È la squisitezza del tempo pasquale, ma Montalbano, così come tutti i più golosi, del periodo dell’anno se ne infischia e ama godersela quando più gli pare e piace. Come dargli torto? Un tesoro racchiuso in pan di Spagna composto da crema di ricotta freschissima, zucchero a velo e vaniglia, arricchita da tocchetti di cioccolata e dadini di frutta candita. Un’apoteosi barocca di sapori e profumi. Dolce e delicata come una carezza.

 

Frutta di Martorana

frutta_martorana

Il nome deriva dal convento di Palermo dove per anni si è preparata questa meravigliosa specialità. Si tratta di pasta di mandorle pestata e unita allo zucchero con un po’ di acqua di cannella.
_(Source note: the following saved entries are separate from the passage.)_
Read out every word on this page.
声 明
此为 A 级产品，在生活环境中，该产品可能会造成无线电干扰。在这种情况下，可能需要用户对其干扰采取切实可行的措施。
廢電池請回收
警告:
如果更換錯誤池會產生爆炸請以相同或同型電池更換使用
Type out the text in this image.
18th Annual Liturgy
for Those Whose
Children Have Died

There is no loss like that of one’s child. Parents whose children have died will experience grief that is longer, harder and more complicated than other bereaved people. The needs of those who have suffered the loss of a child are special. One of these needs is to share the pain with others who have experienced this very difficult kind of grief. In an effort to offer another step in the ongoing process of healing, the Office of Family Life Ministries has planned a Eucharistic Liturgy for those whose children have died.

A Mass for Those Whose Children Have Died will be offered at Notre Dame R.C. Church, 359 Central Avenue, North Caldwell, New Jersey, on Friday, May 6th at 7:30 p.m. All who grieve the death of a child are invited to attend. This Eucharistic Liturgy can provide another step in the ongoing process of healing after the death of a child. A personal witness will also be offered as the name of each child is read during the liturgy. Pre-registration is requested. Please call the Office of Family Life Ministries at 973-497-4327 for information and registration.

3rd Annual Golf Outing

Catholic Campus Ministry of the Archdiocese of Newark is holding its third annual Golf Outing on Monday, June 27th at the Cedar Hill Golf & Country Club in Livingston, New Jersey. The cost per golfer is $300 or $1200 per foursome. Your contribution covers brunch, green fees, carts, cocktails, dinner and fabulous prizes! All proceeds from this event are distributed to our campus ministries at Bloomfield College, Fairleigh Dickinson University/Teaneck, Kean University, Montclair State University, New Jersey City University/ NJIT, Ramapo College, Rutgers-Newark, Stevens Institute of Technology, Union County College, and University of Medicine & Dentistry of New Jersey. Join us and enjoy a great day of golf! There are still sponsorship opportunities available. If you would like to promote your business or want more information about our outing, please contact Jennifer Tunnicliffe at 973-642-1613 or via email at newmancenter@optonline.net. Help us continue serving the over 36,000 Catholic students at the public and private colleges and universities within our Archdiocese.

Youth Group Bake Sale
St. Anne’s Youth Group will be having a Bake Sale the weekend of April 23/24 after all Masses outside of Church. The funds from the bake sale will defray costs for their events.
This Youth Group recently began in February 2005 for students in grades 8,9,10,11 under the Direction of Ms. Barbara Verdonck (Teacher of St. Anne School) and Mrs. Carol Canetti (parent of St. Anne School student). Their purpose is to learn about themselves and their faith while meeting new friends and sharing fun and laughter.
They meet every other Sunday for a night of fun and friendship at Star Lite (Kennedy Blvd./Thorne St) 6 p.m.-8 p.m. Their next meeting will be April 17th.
L’insieme viene cotto in un recipiente di rame per poi essere lavorato, grazie alla sua morbidezza, con le mani. Proprio per questa sua morbidezza è possibile dare ai dolci forme e colori di vario tipo. Le più comuni sono quelle dei frutti: un sorta di “natura morta” dominata da mandorle e zucchero. È una celebrazione ai sapori più ricchi della Sicilia.